BRANCACCIO: That means there's a lot of work to do for people who want change in this country. You can't just look toward the—first Tuesday after the first Monday in November.

SIROTA: And you have to be willing to be non-partisan in your activism and your advocacy. We are told—told in this country that, you know, one party is good and one party is bad. A lot of us think that way. One—my party is good and the other party is bad. When, in fact, in order to really bring about change, we have to organize around the issues. You have to be willing to, if you wanna end the war, you have to be willing to bring criticism, pressure, and accountability on both Democrats and Republicans.
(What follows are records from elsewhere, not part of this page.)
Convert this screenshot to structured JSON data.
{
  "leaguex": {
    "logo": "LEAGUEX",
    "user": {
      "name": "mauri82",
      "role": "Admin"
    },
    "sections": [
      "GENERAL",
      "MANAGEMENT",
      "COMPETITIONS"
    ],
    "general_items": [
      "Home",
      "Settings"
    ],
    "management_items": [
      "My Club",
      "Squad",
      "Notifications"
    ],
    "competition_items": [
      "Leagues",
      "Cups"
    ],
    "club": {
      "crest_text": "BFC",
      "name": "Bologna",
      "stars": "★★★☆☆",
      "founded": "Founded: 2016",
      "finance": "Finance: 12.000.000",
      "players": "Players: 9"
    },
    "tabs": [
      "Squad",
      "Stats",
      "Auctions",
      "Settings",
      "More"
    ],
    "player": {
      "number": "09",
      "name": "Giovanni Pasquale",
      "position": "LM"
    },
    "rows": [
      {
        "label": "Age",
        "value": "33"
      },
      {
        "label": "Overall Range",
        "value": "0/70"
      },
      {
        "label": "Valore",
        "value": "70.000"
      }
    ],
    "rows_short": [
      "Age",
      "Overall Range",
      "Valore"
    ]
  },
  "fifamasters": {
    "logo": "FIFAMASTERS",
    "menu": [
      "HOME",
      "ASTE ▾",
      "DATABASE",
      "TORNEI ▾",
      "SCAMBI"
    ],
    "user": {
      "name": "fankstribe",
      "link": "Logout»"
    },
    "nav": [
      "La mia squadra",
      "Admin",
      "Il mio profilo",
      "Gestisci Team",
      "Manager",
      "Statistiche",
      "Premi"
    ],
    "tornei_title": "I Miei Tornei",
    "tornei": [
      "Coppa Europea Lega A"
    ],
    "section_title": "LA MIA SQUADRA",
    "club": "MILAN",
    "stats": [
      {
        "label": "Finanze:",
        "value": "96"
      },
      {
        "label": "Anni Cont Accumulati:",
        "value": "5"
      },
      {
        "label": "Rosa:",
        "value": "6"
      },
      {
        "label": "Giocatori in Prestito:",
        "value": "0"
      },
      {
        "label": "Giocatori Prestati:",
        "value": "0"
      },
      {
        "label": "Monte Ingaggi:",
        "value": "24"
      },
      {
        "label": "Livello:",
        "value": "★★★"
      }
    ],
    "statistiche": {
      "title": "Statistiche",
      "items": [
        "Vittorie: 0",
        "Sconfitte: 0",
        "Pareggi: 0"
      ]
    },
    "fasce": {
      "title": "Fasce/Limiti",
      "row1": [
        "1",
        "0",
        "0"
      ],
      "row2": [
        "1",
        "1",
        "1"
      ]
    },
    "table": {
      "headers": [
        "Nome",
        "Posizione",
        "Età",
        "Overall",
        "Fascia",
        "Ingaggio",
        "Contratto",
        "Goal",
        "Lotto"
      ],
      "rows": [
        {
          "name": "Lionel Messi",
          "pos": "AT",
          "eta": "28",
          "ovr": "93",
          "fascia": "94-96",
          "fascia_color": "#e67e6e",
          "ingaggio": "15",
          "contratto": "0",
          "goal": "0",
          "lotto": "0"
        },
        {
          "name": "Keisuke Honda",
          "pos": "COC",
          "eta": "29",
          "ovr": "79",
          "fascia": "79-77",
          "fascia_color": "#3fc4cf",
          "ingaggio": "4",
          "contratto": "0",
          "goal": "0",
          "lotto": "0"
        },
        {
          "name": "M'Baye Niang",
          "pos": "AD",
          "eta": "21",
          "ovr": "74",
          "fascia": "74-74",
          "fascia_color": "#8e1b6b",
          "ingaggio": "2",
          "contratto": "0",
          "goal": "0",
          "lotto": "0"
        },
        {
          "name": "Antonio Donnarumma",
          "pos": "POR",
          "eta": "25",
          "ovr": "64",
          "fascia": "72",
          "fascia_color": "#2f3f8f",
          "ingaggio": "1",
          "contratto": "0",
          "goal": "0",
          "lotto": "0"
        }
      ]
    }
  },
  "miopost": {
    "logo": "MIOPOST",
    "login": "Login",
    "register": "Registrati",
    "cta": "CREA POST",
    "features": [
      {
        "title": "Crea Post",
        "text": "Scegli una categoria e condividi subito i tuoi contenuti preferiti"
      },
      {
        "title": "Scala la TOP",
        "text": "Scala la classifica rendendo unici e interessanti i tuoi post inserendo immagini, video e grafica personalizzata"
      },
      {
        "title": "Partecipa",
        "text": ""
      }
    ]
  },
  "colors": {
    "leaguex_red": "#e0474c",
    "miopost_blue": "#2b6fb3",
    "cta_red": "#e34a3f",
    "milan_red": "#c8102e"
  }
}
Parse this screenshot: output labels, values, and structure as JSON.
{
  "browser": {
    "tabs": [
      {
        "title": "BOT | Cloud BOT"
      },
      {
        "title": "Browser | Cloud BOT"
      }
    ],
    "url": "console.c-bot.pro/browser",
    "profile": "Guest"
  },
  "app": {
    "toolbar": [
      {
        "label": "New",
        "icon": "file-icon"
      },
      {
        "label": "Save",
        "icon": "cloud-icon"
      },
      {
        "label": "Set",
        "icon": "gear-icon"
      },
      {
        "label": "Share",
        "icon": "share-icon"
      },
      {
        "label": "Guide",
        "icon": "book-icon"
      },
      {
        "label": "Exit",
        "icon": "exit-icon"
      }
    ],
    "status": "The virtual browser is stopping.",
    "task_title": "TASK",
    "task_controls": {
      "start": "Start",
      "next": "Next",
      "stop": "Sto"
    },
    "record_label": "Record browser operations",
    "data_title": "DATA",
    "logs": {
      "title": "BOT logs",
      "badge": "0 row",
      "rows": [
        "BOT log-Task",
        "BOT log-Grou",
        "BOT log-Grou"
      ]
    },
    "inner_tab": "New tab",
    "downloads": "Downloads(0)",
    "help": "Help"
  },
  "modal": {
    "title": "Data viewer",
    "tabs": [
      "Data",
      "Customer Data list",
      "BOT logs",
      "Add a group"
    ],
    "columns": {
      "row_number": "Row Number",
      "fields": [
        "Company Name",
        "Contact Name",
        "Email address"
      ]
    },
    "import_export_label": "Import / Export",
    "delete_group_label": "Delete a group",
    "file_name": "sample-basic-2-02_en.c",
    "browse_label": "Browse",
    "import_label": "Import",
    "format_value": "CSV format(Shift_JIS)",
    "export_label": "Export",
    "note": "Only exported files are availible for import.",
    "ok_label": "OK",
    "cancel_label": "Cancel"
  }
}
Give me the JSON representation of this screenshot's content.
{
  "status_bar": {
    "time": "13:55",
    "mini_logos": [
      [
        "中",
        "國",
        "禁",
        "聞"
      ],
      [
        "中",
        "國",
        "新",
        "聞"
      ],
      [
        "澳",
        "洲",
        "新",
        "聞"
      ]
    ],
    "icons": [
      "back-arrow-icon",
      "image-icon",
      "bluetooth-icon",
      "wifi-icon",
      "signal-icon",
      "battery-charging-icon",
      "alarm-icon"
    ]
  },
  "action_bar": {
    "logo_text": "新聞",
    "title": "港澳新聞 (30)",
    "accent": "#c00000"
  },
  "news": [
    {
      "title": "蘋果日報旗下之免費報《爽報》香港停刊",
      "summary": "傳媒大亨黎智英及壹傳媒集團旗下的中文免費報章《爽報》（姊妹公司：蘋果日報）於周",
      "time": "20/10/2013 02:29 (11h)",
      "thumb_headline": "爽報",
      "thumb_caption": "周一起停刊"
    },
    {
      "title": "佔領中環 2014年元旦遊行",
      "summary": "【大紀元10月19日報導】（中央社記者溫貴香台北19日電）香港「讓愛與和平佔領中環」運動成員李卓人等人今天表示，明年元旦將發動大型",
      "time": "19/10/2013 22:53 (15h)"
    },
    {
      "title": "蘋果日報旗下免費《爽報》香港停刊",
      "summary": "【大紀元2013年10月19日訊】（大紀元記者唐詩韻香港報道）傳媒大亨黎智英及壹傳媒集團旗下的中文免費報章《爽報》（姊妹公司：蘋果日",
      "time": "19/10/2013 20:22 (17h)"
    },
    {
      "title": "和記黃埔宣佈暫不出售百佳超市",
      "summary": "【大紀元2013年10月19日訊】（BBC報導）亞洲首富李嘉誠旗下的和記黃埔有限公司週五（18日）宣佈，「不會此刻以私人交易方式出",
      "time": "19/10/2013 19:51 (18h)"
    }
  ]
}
Even if you go into the voting booth and tend to vote democratic. And, I think we've been missing that kind of movement psychology, and we—it's been supplanted by a partisan psychology. And that's not what's gonna bring about change.

BRANCACCIO: Any hope of that? Given the partisanship that we're seeing in this campaign?

SIROTA: Well, I think so. Because I think that we're having a convergence of crises right now. You know, we have a—a—a very severe energy crisis. We have a national security crisis. A potential food crisis. We've got a healthcare crisis. A crisis of confidence in our government. And these crises have happened in a—accelerated way. And so I think that people are realizing, "Hey, maybe this isn't just a problem of one party or the other." That it's a problem of the system, and the system itself needs to be changed and we're gonna organize around those issues.

BRANCACCIO: Well, David, thank you very much.

SIROTA: Thanks for having me.

BRANCACCIO: David Sirota. Columnist, blogger, political analyst, is author of "The Uprising: An Unauthorized Tour of the Populist Revolt that's Scaring Wall Street and Washington."